Towards the end of 2007, banks began announcing substantial losses on their own holdings of structured credit products. That $2 Trillion of market value was starting to unwind. Current estimates (see below) show that the structured credit market losses are in the vacinity of $400 B (so far).
An element of counterparty credit risk began to influence interbank lending decisions. Some banks could not gain unsecured funding, amplifying their financing difficulties. As the end of the year approached, banks sought to increase their liquid asset positions, in part to strengthen the appearance of their reported balance sheets. This was a major contributing factor to the rise in London interbank offered rates (Libor) internationally in early December. This was alleviated to some extent by co-ordinated central bank action on 12 December 2007 causing money market conditions to improve during January 2008.
In February and March 2008, however, money markets tightened again as banks reported significant additional write-downs on ABS and the prospect of losses on exposures insured by monolines increased. Central banks provided a second round of co-ordinated liquidity provision on 11 March 2008.

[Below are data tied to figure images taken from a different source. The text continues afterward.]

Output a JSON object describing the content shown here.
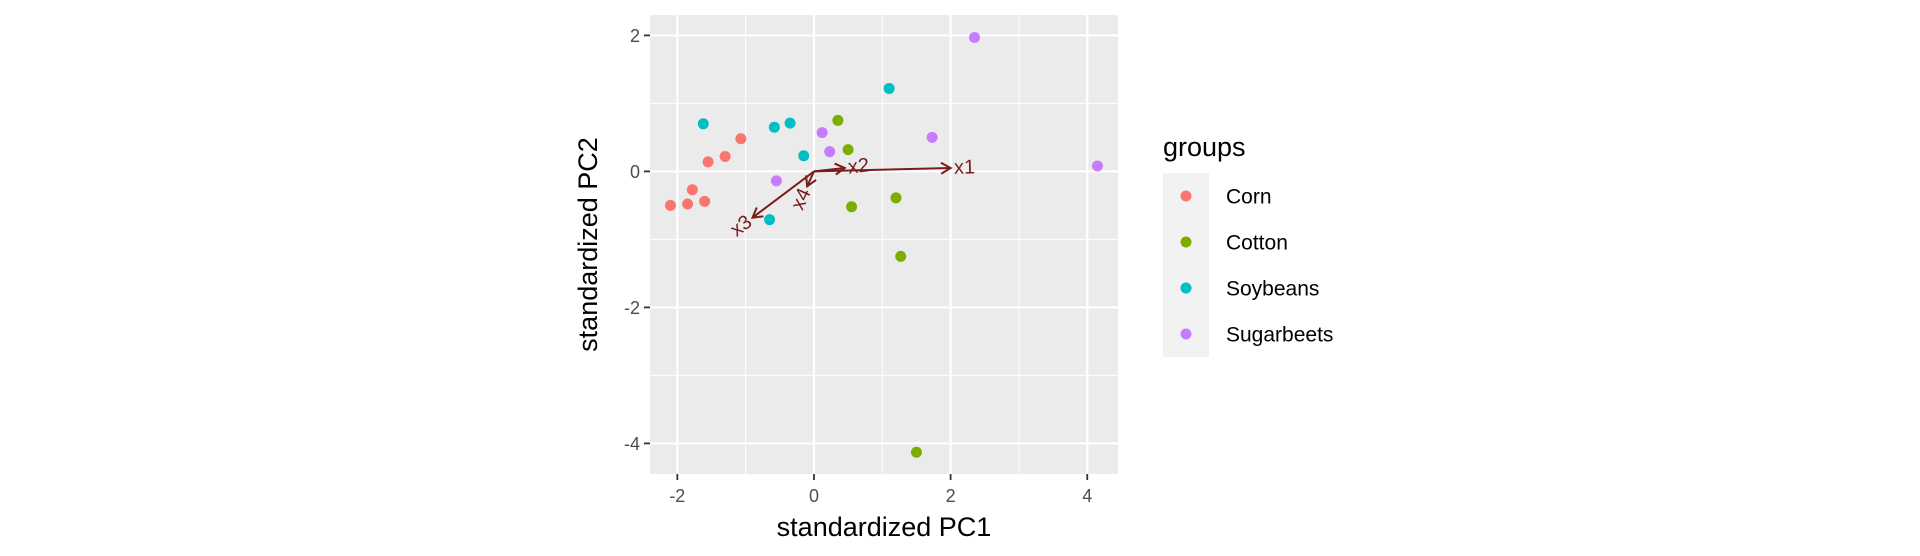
{
  "chart_data": {
    "type": "scatter",
    "xlabel": "standardized PC1",
    "ylabel": "standardized PC2",
    "xlim": [
      -2.4,
      4.45
    ],
    "ylim": [
      -4.45,
      2.3
    ],
    "x_ticks": [
      -2,
      0,
      2,
      4
    ],
    "y_ticks": [
      2,
      0,
      -2,
      -4
    ],
    "x_tick_labels": [
      "-2",
      "0",
      "2",
      "4"
    ],
    "y_tick_labels": [
      "2",
      "0",
      "-2",
      "-4"
    ],
    "grid": true,
    "legend": {
      "title": "groups",
      "position": "right"
    },
    "series": [
      {
        "name": "Corn",
        "color": "#F8766D",
        "points": [
          {
            "x": -2.1,
            "y": -0.5
          },
          {
            "x": -1.85,
            "y": -0.48
          },
          {
            "x": -1.78,
            "y": -0.27
          },
          {
            "x": -1.6,
            "y": -0.44
          },
          {
            "x": -1.55,
            "y": 0.14
          },
          {
            "x": -1.3,
            "y": 0.22
          },
          {
            "x": -1.07,
            "y": 0.48
          }
        ]
      },
      {
        "name": "Cotton",
        "color": "#7CAE00",
        "points": [
          {
            "x": 0.35,
            "y": 0.75
          },
          {
            "x": 0.5,
            "y": 0.32
          },
          {
            "x": 0.55,
            "y": -0.52
          },
          {
            "x": 1.2,
            "y": -0.39
          },
          {
            "x": 1.27,
            "y": -1.25
          },
          {
            "x": 1.5,
            "y": -4.13
          }
        ]
      },
      {
        "name": "Soybeans",
        "color": "#00BFC4",
        "points": [
          {
            "x": -1.62,
            "y": 0.7
          },
          {
            "x": -0.58,
            "y": 0.65
          },
          {
            "x": -0.35,
            "y": 0.71
          },
          {
            "x": -0.15,
            "y": 0.23
          },
          {
            "x": -0.65,
            "y": -0.71
          },
          {
            "x": 1.1,
            "y": 1.22
          }
        ]
      },
      {
        "name": "Sugarbeets",
        "color": "#C77CFF",
        "points": [
          {
            "x": 2.35,
            "y": 1.97
          },
          {
            "x": 0.12,
            "y": 0.57
          },
          {
            "x": 0.23,
            "y": 0.29
          },
          {
            "x": 1.73,
            "y": 0.5
          },
          {
            "x": -0.55,
            "y": -0.14
          },
          {
            "x": 4.15,
            "y": 0.08
          }
        ]
      }
    ],
    "arrows": [
      {
        "name": "x1",
        "x": 2.0,
        "y": 0.05
      },
      {
        "name": "x2",
        "x": 0.45,
        "y": 0.05
      },
      {
        "name": "x3",
        "x": -0.9,
        "y": -0.68
      },
      {
        "name": "x4",
        "x": -0.1,
        "y": -0.22
      }
    ],
    "arrow_color": "#7B1B1B"
  }
}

However, by Aug/Sept 2008 not just the originating bad lenders have gone under, but also the major investment banks and large US lenders that created the MBS mess have failed (or been forced to merge). This has extended the counterparty risk substantially to international banks and the dominos continue to fall.
We are now seeing bank failures in UK, Germany, Holland, and Iceland. These will in turn extend the imprint of counterparty risk and cause even more bank hoarding. Banks hoard by declining to deal with other banks and by raising credit costs to businesses and consumers. The impact on business is growing with each passing week. Already 20% of all US car dealers are facing bankruptcy as they cannot finance their inventory due to tighter credit imposed by their banks and a drop-off in spending by consumers who can’t afford to pay the rising interest on their mortages.
Substantial interest rate cuts will be necessary to improve bank margins (making it easier for them to hoard cash) but don’t expect to see any of it in your personal credit card, car loans, or mortgages and certainly not in your business lines of credit, lease rates, etc.
Coupled with over $1 Trillion so far in bailouts in the USA and UK to guarantee the bad loans and ensure bank creditworthiness, we can expect serious degredation in the buying power of cash. Only by devaluing the purchasing power of the dollar can the central banks suck excess liquidity out and devalue the bad loans at the heart of it all.
So don’t be surprised when everything costs a lot more this time next year.